Голубев быстро проскролил страницы электронного ежедневника.
– И у меня завтра вся вторая половина дня свободна. Можем вместе пообедать или поужинать. Мне тут Инесса такое симпатичное местечко показала…
– Ленька, ты же знаешь, ну не люблю я этих твоих кабаков! Ни тебе расслабиться, ни прилечь, ни ремень на пузе расстегнуть…
– Тогда давай ко мне! Возьмем вина, закажем еды какой-нибудь вкусной из ресторана… Хочешь – приезжай один, хочешь – с Людмилой.
– Нет, давай уж ты к нам! А то Дашка собралась на выходные нам своих архаровцев подкинуть. А Людмилка уже пироги затеяла…
При упоминании имени жены в его голосе прозвучала особая нежность. После тридцати лет совместной жизни Жора продолжал любить супругу. Ни его горячая южная кровь, ни бытовые неурядицы, ничто другое не охладило этой любви.
– Ладно, уболтал, черт речистый! – улыбнулся Голубев.

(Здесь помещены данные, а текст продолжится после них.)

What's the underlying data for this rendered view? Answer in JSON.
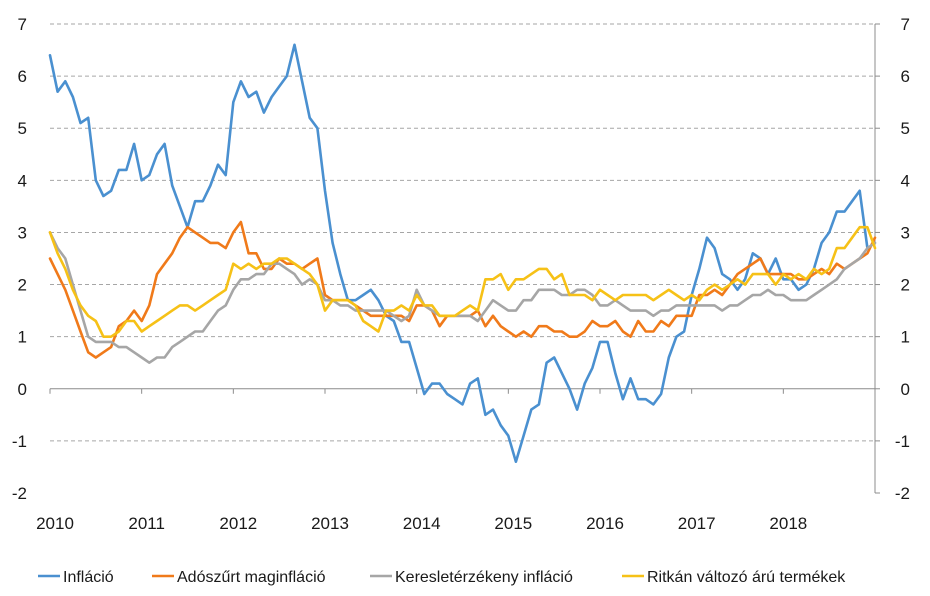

С Георгием Латария они были знакомы чуть не с рождения – еще на одном горшке сидели, как выражался Жорка. Их отцы были лучшими друзьями, бок о бок работали на Заводе, были неразлучны, женились на подругах, и сыновья у них появились почти одновременно – Леня был моложе Жоры всего на полгода, но с детства привык относиться к нему как к старшему. Учились они в разных классах (рожденный в августе, Георгий пошел в школу на год раньше), но вне школы постоянно общались до тех пор, пока не подросли. Тут их дороги разошлись. Отец Леонида, человек способный и очень целеустремленный, сумел пройти путь от простого инженера до главного, и юный Голубев собирался продолжить семейное дело, с детства даже не представляя себе иного будущего. А балагура и всеобщего любимца Жору постоянно кидало из крайности в крайность – то он, насмотревшись кино, собирался идти служить в милицию, то вдруг всерьез увлекался историей и в конце концов, где-то классе в девятом, заявил, что хочет стать врачом, причем учиться будет не где-нибудь, а в Москве. Сначала друзья и родные отнеслись к новой идее Жорки как к очередной блажи – и напрасно. Парень окончил медучилище, потом уехал в столицу и трижды брал штурмом облюбованный институт, работая между вступительными экзаменами санитаром в психиатрической больнице. На третий раз ему повезло. Везло и дальше. После вуза и ординатуры Георгий остался в столице, устроился в неплохую клинику, получил комнату, женился на хорошенькой москвичке Людочке, обзавелся двумя детьми – сыном и дочкой и по сей день был вполне доволен своей судьбой, несмотря на все трудности, кото-рые переживала российская медицина.
Разумеется, что с момента переезда Жоры в Москву друзья стали общаться меньше – Голубев первое время бывал в столице нечасто, а Георгий после смерти родителей и вовсе перестал навещать родной город. Но все-таки старая дружба оказалась сильнее разлук и расстояний. «Выезжая в люди», Леонид каждый раз обязательно встречался со старым приятелем и все эти годы считал Жорку самым родным для себя человеком. Отчасти и решение о переселении в Москву было вызвано желанием почаще слышать рокочущее: «Здор-рово, др-ружище, как делищ-щи?» Никто, кроме Жорки, вот уже лет двадцать не называл его Ленькой. С тех пор как Голубев сделался сначала директором Завода, а потом и главой холдинга, ему стало намного труднее общаться с людьми. Практически все окружающие видели в нем прежде всего «большого человека». И только Жорка ухитрялся вести себя так, будто перед ним был прежний Ленька, без всяких телохранителей, «Роллс-Ройсов», счетов в банках и интервью в аналитических передачах. И Голубев был ему за это очень благодарен.
Латария обитали в небольшой трехкомнатной квартире в Измайлове. Уже на лестнице чувствовался аромат выпечки и слышны были вопли архаровцев – дочка Георгия Дарья ухитрилась произвести на свет двух сыновей с разницей в десять с половиной месяцев, при этом даже в один календарный год. Когда знакомые начинали подшучивать над этим фактом, она только руками разводила: «Очень уж хотелось девочку!» Петька и Федька, кареглазые и носастые – в деда, но белобрысые, как их отец Макс, были похожи словно близнецы и обладали совершенно неукротимым нравом. Голубев их обожал. Он вообще любил детей и всегда мечтал о сыне, которого назвал бы в честь своего отца Колькой. И Валечка, бывшая жена, тоже хотела ребенка, но не получалось, у нее были какие-то проблемы со здоровьем. Впрочем, что уж сейчас об этом вспоминать, дело давнее…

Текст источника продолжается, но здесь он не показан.